Antigas fábricas da Cuf - Barreiro, Vitor Vicente, Outubro de 2014 


Dear B.,

Quiseram os desconhecidos desígnios de D-us que fosse convocado um plenário no preciso momento em que eu me lembrei de atravessar o Tejo.
Não quis pagar táxi e optei por ficar em terra. Não numa terra qualquer, senão em ti, minha velha terra.  De onde tão velho se tornou o meu conhecimento que, com os anos, se me tornaste minha velha terra estrangeira.
Não sem surpresa, pois já na Silésia o suspeitara, o mais que deambulava, mais me lembrava das terras por onde agora o meu quotidiano se assentara.
A resistente presença da réstia das fábricas de outrora, o polígono industrial que, à falta de catedral, comanda a cidadania, uma certa cultura inconsequente com os seus movimentos de cultura faz-de-conta mascarados de contra-cultura, toda essa doce e decadente paisagem fez-me pensar que nunca como antes, que nunca como aqui agora, a Polónia e Portugal puderam ser tão parecidos. Seja no Barreiro ou em Palmela, seja em Katowice ou em Chórzow.
Tal era o meu pasmo que, ao fim de cinco dias na margem sul do Tejo, persistia-me o espanto por ouvir alguém falar Português por estas bandas. Como se ao fim de cinco dias eu continuasse imerso num sonho Silesiano.
Lisboa, do lado de cá do Tejo, parecia-me tão longe e por isso tão tentadora. Como Cracóvia me parece de Katowice e por isso tantas vezes recebo apelos de partir e de ir embora. 

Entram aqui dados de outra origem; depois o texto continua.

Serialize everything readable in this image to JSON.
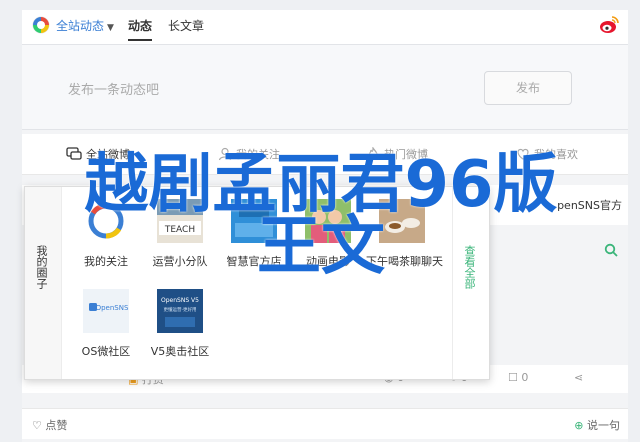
{
  "topnav": {
    "site_label": "全站动态",
    "tabs": [
      "动态",
      "长文章"
    ]
  },
  "composer": {
    "placeholder": "发布一条动态吧",
    "publish_label": "发布"
  },
  "filters": [
    "全站微博",
    "我的关注",
    "热门微博",
    "我的喜欢"
  ],
  "row2": {
    "right_text": "penSNS官方"
  },
  "popup": {
    "left_label": "我的圈子",
    "right_label": "查看全部",
    "tiles": [
      {
        "label": "我的关注"
      },
      {
        "label": "运营小分队"
      },
      {
        "label": "智慧官方店"
      },
      {
        "label": "动画电影"
      },
      {
        "label": "下午喝茶聊聊天"
      },
      {
        "label": "OS微社区"
      },
      {
        "label": "V5奥击社区"
      }
    ],
    "tile_texts": {
      "opensns": "OpenSNS",
      "v5_title": "OpenSNS V5",
      "v5_sub": "更懂运营·更好用",
      "teach": "TEACH"
    }
  },
  "actions": {
    "items": [
      "打赏",
      "0",
      "0",
      "0"
    ]
  },
  "footer": {
    "like_label": "点赞",
    "say_label": "说一句"
  },
  "overlay": {
    "line1": "越剧孟丽君96版",
    "line2": "王文"
  },
  "colors": {
    "brand_blue": "#3b7fd4",
    "accent_green": "#3bb57a",
    "headline_blue": "#1a6ad6"
  }
}
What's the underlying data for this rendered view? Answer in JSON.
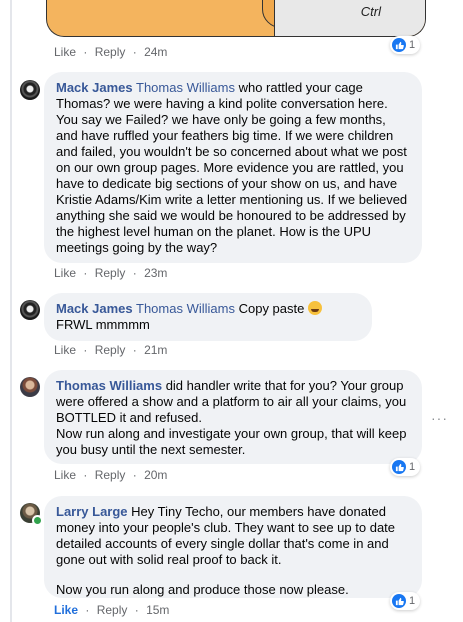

Saturday, November 08, 2014

Trigésima Segunda Epístola

Passeio público de Kazmierz - Cracóvia, Vitor Vicente, Setembro de 2014


Dear G-d,

Não preciso de pedir o teu perdão. Assim como não preciso que me imponhas a punição. Poder, até posso pedir. Tal sempre irá ou deixará de acontecer de acordo com a tua vontade.
Porque tens o pleno poder sobre a palavra e sobre o plano. Porque tens o desprendimento de tão depressa poderes perdoar aqueles que porventura virás a punir, e vice-versa. Ainda que a todos, hoje, ontem e amanhã, igualmente ames. 
És, acima de tudo, amor. Um amor atravessado por um imenso abraço e pelo cano de uma espingarda. És, acima de tudo, um pronto-a-perdoar e um pronto-a-punir.
Não nos desvelas a sabedoria dos dias em dogmas, senão nos obrigas a abrir os olhos e a tomar notas. De vez em quando, trocas-nos as voltas para que saibamos que a única direção possível é a do sagrado. 
Trata-se de este ensinamento: de nos sabermos e assumirmos livres enquanto estamos supervisionados ao teu consentimento. Perdoa-me então, se aqui em baixo, tenho sido reles e rasteiro, tanto contigo como com aqueles que criaste. Perdoa-me se, sob qualquer cegueira, semeei o sinistro ou se em silêncio estive quando não devia ter estado calado ou se fui surdo ao uivo com que se expressa o sopro do mundo. 
Peço-te, continuarei a pedir-te, a oportunidade de ser uma dessas centelhas de luz, uma dessas centelhas com que iluminamos os passos entre o aqui, o agora e o porvir. Peço-te somente isso, além do teu poderoso perdão por todas as falhas que possam tomar parte no meu passado.